Burlington Street's original name was "Industrial Road". It derives its name from its proximity to Hamilton Harbour, which used to be called Burlington Bay. (Note: Still referred to as "Burlington Bay" in Burlington, Ontario) After World War II, when Hamilton was at its industrial peak, Burlington Street was the address of some of the city's most prestigious manufacturing companies. In the 1950s, the Canadian head offices of Stelco, Dofasco, Firestone, International Harvester, Procter & Gamble and Westinghouse were situated on or close to Burlington Street.

On August 25, 1898, the City of Hamilton received Power from the Decew Falls Power Generating Station. This station was built using Nikola Tesla's invention of the Alternating Current system of generators, transformers and motors. The arrival of Power to Hamilton usher in a new age of innovation and industrial growth. The city became known as the "Electric City". On Victoria Avenue, just south of Burlington Street, stand the first building to receive power in 1898. The building even has part of the name of the Cataract Power still on it. On the corner of Burlington Street and Strathearne Ave, is the major Electrical transformer station that receives power from 3 sources, Niagara Falls, Decew Falls and the Pickering Nuclear Station. The power that arrives from Decew Falls travels down the original power line built in 1898 by the Cataract Power, Light and Traction owned by the "5 Johns". At the entrance of Nikola Tesla Boulevard, there are high voltage transmission towers on either side of the road, each one stands as a monument to Nikola Tesla as they bring Electricity, to power the city.

In 1902, Canadian Otis Elevator Company (1902–1987) is formed (August 22) on Victoria Avenue North. For many years Hamilton was home to the largest single elevator manufacturing facility in the world. The workers produced all kinds of elevators, escalators and later, forklifts. In 1969, the company took over the old Studebaker plant. It was a return home for Otis, which had built the 350000 sqft facility for wartime production of anti-aircraft guns and other military equipment.

International Harvester became the second major United States industry to locate in Hamilton, Ontario (1902). Originally known as Deering Harvester, the company plant sprawled along the Hamilton waterfront and claimed to be the "largest agricultural implement works in the British Empire." The plant was also involved in wartime production of specialized military items. The company started building heavy duty diesel trucks in Hamilton in 1959. The first to roll off the line was delivered to Dofasco, complete with a Rolls-Royce engine. Hamilton won over a number of Canadian cities when it successfully lured International Harvester. The reasons the company cited for its selection of Hamilton were as follows: it had waterside property that enabled the firm to control its own docks, its proximity to the steel industry, railway connections and the Cataract Power Company supplied them with cheap energy.

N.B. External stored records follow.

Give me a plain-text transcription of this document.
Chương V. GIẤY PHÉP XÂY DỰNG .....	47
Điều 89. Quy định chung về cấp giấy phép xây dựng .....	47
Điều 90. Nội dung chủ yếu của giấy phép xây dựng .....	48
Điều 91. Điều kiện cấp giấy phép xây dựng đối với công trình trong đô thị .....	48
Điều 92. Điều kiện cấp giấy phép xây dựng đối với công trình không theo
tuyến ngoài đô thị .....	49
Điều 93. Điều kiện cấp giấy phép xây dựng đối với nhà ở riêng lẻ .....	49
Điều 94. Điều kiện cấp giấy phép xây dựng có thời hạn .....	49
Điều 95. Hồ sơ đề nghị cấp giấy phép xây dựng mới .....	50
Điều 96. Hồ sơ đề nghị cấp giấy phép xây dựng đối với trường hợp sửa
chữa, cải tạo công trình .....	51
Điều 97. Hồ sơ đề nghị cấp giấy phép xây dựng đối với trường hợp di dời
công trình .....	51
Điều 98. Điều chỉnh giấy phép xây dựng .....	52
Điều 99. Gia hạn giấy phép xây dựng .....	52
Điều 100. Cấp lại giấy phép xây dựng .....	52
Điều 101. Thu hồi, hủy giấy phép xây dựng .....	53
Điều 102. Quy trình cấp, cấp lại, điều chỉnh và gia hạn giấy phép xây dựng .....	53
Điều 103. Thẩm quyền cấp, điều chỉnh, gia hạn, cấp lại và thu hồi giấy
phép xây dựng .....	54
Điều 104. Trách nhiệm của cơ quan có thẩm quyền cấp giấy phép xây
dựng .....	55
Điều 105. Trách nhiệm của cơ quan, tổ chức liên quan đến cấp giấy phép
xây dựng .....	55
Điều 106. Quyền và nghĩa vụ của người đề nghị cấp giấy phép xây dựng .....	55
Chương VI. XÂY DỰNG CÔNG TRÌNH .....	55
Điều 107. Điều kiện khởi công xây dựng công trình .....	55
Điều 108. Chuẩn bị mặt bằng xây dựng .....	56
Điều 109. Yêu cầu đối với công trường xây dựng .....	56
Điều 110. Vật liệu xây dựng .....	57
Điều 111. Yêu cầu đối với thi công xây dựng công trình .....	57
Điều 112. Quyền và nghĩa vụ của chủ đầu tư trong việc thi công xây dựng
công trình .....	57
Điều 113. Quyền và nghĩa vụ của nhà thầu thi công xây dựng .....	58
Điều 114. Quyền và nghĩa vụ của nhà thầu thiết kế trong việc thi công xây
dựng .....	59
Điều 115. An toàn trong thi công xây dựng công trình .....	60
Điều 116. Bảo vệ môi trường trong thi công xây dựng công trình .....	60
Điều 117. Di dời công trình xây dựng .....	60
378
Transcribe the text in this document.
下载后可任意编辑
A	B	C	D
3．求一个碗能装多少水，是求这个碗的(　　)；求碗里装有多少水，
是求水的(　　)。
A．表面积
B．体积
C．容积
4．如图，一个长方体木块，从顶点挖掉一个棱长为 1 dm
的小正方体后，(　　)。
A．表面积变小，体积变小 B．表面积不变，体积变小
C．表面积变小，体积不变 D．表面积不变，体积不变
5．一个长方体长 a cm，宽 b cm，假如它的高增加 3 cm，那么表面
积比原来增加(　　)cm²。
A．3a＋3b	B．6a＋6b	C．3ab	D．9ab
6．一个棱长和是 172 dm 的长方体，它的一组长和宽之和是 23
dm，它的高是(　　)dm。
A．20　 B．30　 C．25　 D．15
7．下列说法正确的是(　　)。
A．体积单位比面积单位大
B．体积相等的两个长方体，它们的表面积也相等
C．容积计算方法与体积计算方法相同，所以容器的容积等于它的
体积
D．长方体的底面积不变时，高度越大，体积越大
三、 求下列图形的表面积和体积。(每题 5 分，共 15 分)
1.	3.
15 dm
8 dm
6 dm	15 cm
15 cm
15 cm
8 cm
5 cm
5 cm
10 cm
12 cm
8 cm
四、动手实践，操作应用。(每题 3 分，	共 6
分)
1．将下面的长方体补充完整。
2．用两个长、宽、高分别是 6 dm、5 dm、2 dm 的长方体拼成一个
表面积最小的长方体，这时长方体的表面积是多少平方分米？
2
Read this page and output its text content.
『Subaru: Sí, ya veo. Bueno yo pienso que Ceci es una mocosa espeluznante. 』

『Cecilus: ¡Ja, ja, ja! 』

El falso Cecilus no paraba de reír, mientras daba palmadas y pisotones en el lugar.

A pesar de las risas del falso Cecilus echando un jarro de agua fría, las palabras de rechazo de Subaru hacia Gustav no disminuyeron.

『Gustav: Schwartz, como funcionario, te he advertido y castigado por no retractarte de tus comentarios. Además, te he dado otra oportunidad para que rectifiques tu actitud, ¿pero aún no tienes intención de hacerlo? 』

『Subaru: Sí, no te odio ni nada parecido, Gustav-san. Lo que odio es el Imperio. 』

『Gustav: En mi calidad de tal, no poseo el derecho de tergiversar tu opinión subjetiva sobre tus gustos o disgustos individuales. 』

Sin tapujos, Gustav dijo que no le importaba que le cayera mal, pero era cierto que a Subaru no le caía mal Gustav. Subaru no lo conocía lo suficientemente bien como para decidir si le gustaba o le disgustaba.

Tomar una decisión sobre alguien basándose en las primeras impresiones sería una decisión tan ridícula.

In 1913, Procter & Gamble Manufacturing Company (based in Cincinnati) purchased 7 acre of land and 2 acre of water on the south side of Burlington Street between Depew and Ottawa Streets. This event marked the beginning of Procter & Gamble's operations outside of the United States. In 1914, Construction started on the Procter & Gamble Hamilton plant, which cost $1 million and consisted of seven buildings: the Crisco building, the boiler house, the gas plant, the soap building, the hardening plant, the kettle and glycerin house, and the machine shop. By 1915, Procter & Gamble officially opens Hamilton plant, employing 75 workers who made six different products.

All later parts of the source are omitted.